With soil needing time to recover, you’ll want to plan not just a crop rotation but a field rotation system to keep food coming. While one field recovers, have others growing, staggering their recuperative years. It is unreasonably pleasing to get a system of fields set up nicely.

Usually my attention in town-builders goes on perfectly building layouts but here I’m thinking more and more about my crop rotations. I trust the town will be fine but what about my flax? I know I’ve slightly botched my latest settlement’s field layouts, and have suffered some crippling blights.

See if you can spot the point I started actually planning my residential district

A happy town in a Farthest Frontier screenshot.

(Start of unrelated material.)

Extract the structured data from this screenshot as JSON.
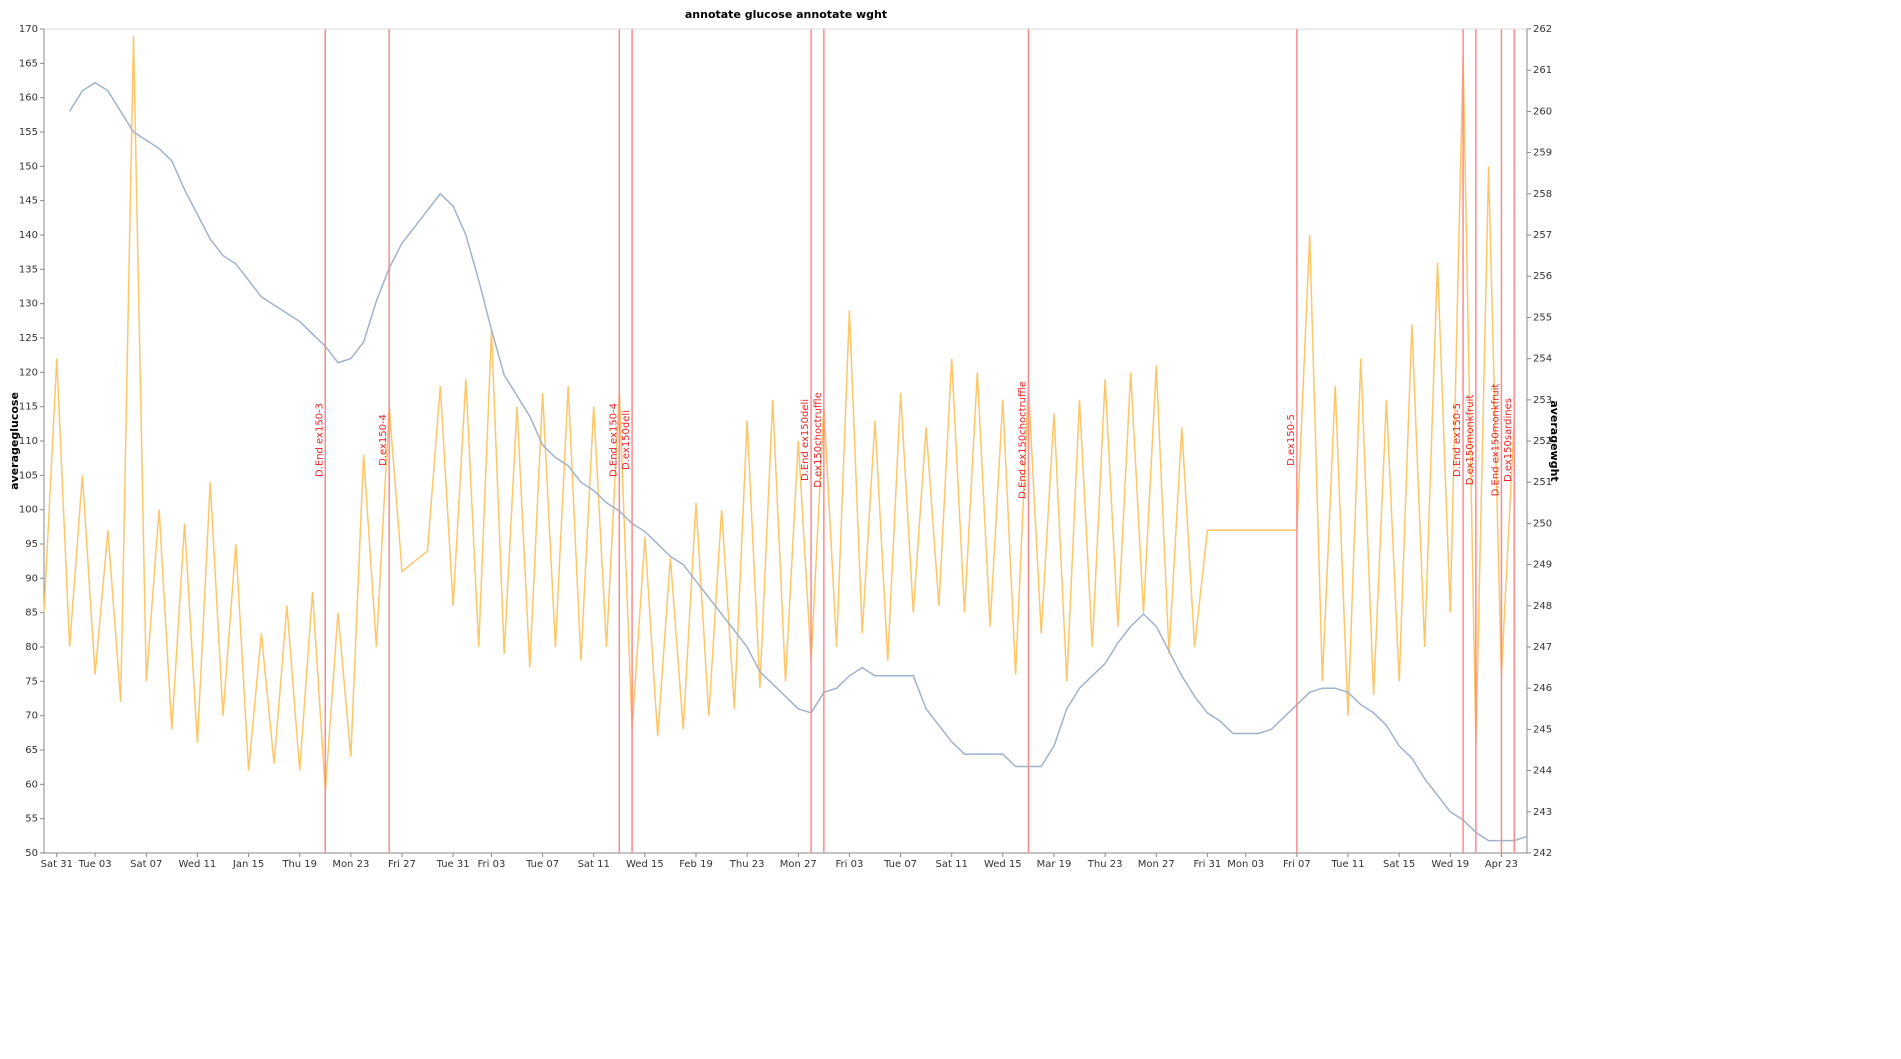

In Farthest Frontier, I do lose interest past a certain point. I enjoy struggling to survive at the start, desperately trying to stockpile resources while carefully managing growth. I like seeing my handful of shacks grow into a hamlet, then a village, and the beginnings of an industrialised town. I like the initial excitement of unlocking new buildings and expanding towards distant valuable resources but the settlement-building early game interests me more than the town-managing game which Farthest Frontier grows into. The escalating raider hordes aren’t an interesting challenge either, just a punishing one, and the solutions to them are not fun either. It all starts to drag.

I should be clear that I feel this way about a lot of the survive-o-building genre; I suspect serious builders might feel otherwise. But I’ve been happy playing the parts I do enjoy up until I don’t, then starting over again with the benefit of new knowledge. I think my next settlement will be magnificent. My fields will be perfect.

Farthest Frontier is still in early access. Crate Entertainment had said they expected launch after 8-12 months, so they still have ages to expand and tweak things. They have said expanding the late game is one of their main early access goals. I look forward to seeing the game it grows into.